The lack of a statistically significant overall survival showing probably put the combo behind the monotherapy, especially given the extra toxicity that comes with chemotherapy.
The combo approval comes as Johnson & Johnson, with a combination of Rybrevant and Yuhan-partnered lazertinib, attempts to challenge Tagrisso after showing its combo cut the risk of progression or death by 30% compared with the AZ standard of care in first-line EGFR-mutated NSCLC. Despite the combo being a chemo-sparing regimen, the addition of Rybrevant on top of an EGFR inhibitor comes with its own side effects.
J&J has filed for an approval in the indication and expects an FDA approval this year, J&J CEO Joaquin Duato said during a conference call last month.
In addition to unresectable stage 3 and stage 4 cancers, AZ is testing Tagrisso as a postsurgical adjuvant therapy in very early-stage nonsquamous NSCLC in the phase 3 ADAURA2 trial. Besides, the phase 3 neoADAURA trial is evaluating Tagrisso before surgery with or without chemo in patients with resectable stage 2 to 3b tumors.
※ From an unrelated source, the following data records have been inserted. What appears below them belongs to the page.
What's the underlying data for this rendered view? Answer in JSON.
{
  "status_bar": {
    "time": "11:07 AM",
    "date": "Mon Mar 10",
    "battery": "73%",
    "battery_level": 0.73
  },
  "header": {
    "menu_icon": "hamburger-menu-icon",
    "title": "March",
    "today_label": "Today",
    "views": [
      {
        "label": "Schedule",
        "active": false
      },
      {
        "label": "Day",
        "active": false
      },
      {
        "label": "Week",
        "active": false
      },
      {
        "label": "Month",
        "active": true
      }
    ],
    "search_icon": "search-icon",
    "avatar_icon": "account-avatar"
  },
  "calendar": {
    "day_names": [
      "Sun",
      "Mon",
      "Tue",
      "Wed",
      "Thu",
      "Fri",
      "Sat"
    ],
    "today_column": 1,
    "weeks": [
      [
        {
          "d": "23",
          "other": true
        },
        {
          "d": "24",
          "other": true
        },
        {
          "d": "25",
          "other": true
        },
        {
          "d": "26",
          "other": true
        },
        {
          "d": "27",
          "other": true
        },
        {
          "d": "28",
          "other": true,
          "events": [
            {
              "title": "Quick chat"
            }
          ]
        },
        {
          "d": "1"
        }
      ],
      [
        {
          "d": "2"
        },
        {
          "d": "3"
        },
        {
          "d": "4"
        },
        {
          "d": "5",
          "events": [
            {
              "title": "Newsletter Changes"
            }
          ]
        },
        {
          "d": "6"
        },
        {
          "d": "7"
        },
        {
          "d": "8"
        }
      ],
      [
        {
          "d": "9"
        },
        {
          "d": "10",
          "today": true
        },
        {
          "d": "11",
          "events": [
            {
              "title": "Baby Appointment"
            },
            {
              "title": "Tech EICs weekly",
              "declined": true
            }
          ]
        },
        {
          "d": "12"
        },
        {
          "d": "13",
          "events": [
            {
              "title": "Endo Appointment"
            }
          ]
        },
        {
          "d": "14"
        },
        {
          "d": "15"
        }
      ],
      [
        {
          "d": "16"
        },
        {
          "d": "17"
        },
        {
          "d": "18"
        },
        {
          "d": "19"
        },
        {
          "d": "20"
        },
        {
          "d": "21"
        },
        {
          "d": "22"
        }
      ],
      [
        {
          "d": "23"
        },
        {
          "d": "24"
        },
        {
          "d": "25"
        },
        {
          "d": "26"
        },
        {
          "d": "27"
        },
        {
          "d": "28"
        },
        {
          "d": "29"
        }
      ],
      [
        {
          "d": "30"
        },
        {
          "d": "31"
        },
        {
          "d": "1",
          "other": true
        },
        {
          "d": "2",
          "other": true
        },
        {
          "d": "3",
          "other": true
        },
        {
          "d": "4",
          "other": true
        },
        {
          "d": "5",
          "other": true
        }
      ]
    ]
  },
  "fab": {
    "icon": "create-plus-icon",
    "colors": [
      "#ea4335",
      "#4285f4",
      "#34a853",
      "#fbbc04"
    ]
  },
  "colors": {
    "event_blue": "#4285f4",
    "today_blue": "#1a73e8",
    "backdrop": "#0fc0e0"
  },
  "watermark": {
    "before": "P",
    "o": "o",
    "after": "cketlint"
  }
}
As for Dato-DXd, AZ and Daiichi are only asking for an approval in nonsquamous NSCLC. Although the pivotal TROPION-Lung01 trial showed a statistically significant improvement for the ADC in progression-free survival compared with chemo in an analysis of the overall population, a subgroup analysis only found a benefit for those with nonsquamous tumors. Dato-DXd’s 23% improvement in the nonsquamous subgroup was billed as clinically meaningful, but it didn’t reach statistical significance, according to results shared in October at the European Society for Medical Oncology Congress.
Dato-DXd poses a threat to Gilead Sciences’ Trodelvy, which recently suffered its own setback in lung cancer. A month ago, Gilead announced that its TROP2 ADC failed to show a statistically significant overall survival benefit compared with chemo in the phase 3 EVOKE-1 trial, which has therefore missed its primary endpoint. It’s worth noting that Dato-DXd doesn’t have a statistically significant overall survival win, either. But TROPION-Lung01 is considered positive given its dual primary endpoint design.
As Gilead considers which regulatory direction to take with Trodelvy in NSCLC, there’s a chance that Dato-DXd could become the first TROP2-targeted ADC to reach NSCLC.